Plus loin, il continue :

« La tradition atlantéenne continue à se manifester sans même que nous nous en doutions ; or, en ce moment où le monde est entraîné vers on ne sait quelles destinées, où règne chez beaucoup une vague inquiétude des lendemains, il n’est peut-être pas sans intérêt de montrer que dans les couches plus profondes de la civilisation européenne, en apparence si préoccupée de poursuivre des buts uniquement matériels, il existe des courants annonciateurs d’une rénovation intellectuelle, morale et sans doute sociale en accord avec ce qui constitue le caractère même de notre race. »

Bref, pour Le Cour, retrouver les traditions perdues de l’Atlantide permettrait de faire « renaître l’Europe de ces cendres » après la catastrophe de la Grande Guerre et de garantir sa place dominante dans le monde.

L’Europe ? Ou bien la France ? Car à bien y regarder, Le Cour affirme que seuls les pays de l’Entente (et pas l’Allemagne vaincue) sont dignes d’être les héritiers de l’Atlantide. Il explique ainsi :

« Les auteurs des ouvrages publiés sur l’Atlantide sont des Français et des Américains et que Français et Américains peuvent être considérés comme les héritiers des traditions atlanléennes. »

Le Cour n’est pas un original isolé. En 1926, il participe à la fondation de la Société d’études atlantéennes qui tient sa première conférence publique en novembre de la même année à la Sorbonne, dans l’amphithéâtre Michelet, comme le rapporte cet article de La Gazette du Franc, le 4 décembre 1926. Lui sont alors associés des scientifiques reconnus, comme le zoologue Louis Germain.

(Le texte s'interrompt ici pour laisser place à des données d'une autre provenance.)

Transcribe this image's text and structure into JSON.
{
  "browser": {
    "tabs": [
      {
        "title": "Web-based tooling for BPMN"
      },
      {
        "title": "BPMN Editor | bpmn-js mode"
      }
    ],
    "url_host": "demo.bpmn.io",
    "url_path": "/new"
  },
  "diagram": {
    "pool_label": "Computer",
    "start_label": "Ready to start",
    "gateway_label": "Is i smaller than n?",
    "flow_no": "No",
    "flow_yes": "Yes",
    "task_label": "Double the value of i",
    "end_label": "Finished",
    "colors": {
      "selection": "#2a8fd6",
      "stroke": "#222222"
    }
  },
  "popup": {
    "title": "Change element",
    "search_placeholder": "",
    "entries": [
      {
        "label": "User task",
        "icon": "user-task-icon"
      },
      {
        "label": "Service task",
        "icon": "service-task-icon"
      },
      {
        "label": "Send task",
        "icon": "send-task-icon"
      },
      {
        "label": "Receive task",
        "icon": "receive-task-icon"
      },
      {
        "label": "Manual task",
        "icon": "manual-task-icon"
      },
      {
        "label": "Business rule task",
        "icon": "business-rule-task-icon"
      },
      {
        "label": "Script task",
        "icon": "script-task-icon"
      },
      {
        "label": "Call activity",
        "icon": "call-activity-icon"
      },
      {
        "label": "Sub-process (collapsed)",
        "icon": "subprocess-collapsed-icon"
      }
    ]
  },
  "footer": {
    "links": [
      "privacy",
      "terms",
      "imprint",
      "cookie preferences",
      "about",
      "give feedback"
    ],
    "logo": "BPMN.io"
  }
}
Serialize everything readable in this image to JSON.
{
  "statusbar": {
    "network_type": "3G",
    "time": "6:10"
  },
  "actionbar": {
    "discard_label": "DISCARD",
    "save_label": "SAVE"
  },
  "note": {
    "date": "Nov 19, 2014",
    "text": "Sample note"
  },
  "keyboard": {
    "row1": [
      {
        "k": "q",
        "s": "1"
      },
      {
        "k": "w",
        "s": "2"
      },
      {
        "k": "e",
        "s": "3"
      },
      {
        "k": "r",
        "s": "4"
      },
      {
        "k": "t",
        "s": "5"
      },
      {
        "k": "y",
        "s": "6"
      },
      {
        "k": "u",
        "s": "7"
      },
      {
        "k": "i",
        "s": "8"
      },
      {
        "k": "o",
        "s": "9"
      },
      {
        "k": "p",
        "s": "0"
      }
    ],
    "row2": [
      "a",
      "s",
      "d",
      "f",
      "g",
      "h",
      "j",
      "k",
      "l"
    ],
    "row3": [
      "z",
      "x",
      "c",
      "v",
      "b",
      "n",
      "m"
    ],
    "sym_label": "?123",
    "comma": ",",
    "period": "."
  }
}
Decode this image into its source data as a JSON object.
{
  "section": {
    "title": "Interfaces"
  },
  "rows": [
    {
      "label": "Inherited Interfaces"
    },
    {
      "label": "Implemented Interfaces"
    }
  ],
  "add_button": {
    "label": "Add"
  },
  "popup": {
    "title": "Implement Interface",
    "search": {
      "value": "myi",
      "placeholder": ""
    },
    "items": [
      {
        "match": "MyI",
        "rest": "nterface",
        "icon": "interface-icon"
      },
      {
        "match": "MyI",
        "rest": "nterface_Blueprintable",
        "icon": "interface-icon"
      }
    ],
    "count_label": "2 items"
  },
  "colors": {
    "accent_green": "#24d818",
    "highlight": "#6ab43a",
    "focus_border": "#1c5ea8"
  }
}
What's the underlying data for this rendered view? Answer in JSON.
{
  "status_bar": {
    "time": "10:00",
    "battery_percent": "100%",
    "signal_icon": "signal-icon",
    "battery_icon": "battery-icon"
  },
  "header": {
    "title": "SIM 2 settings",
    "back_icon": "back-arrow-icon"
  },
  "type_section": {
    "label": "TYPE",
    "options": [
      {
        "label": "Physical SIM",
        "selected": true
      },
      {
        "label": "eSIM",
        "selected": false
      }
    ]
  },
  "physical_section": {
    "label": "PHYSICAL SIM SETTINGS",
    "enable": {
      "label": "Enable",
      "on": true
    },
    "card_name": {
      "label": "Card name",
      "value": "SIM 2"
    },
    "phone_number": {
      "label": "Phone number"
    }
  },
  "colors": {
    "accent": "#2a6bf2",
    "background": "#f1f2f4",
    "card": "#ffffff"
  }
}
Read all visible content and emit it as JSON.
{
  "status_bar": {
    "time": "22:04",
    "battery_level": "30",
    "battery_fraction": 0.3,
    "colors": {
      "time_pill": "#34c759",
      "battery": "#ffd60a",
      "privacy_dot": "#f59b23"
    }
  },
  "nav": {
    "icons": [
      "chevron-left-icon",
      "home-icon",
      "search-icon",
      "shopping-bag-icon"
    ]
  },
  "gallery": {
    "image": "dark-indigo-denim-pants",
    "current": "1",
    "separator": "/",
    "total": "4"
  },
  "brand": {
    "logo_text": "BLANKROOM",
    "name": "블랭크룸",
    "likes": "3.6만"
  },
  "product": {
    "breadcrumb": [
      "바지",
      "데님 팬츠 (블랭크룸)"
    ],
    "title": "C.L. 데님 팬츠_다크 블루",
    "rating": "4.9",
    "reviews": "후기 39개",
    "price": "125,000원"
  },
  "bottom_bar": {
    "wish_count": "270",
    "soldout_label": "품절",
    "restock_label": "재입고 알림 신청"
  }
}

Pourtant en Allemagne, on affirme également être les héritiers raciaux de l’Atlantide, là aussi comme moyen de conjurer un déclin que l’on pense imminent. Reprenant les théories des courants théosophiques présents outre-Rhin (notamment les aryosophistes), des auteurs comme Hermann Wirth s’appuient durant l’entre-deux guerre sur les hypothèses de Rudbeck pour affirmer que l’Atlantide se serait située en mer du Nord, non, loin de l’île d’Heligoland. Mais là où Le Cour – qui à la fin des années trente se fera remarquer par son apologie du fascisme – échoue à transmettre ses idées dans la sphère politique, en Allemagne ces théories se diffusent auprès des élites nazies. 

Wirth est en effet membre du NSDAP et un proche d’Himmler, au point qu’il sera le premier dirigeant de l’Ahnenerbe, centre de recherche associé à la SS. Ses hypothèses sont même publiquement reprises par Alfred Rosenberg, l’un des idéologues du national-socialisme, dans son très populaire livre Le Mythe du vingtième siècle (Mythus des 20 Jahrunderts) publié en 1930. En 1937, L’Ere nouvelle, « organe de l’entente des gauches », se moque des théories atlantéennes en vogue dans dans le parti d’Hitler tout en avertissant ses lecteurs : affirmer descendre des Atlantes est un moyen pour les nazis pour justifier leur supériorité raciale et de futures conquêtes :

« M. Rosenberg a entendu parler de l’Atlantide, dont ni vous, ni moi, ne savons rien. 

Puisqu’on n’en sait rien, pourquoi empêcher M. Rosenberg de s’imaginer qu’ils étaient “Nordiques” et donc, Germains ? Et de découvrir que d’“un centre nordique de la création... les Atlantides se sont répandus sur toute la terre pour conquérir et pour façonner les peuples”. 

Écoutez le reste : “Et ces torrents d’hommes atlantides parvinrent à la mer, et sur leurs bateaux […] ils pénétrèrent dans la Méditerranée, vers l’Afrique […].” (Mythus des 20 Jahrunderts, 1932, p. 44-45.) 

Comme vous voyez, le monde est annexé en bloc à la race nordique, dont sont issus, comme vous savez, les Germains. […] Après avoir identifié les Atlantides avec les “Nordiques”, il assimile les “Nordiques” aux Germains et il les promène sur la terre entière, en faisant des Germains les fondateurs des civilisations […]. 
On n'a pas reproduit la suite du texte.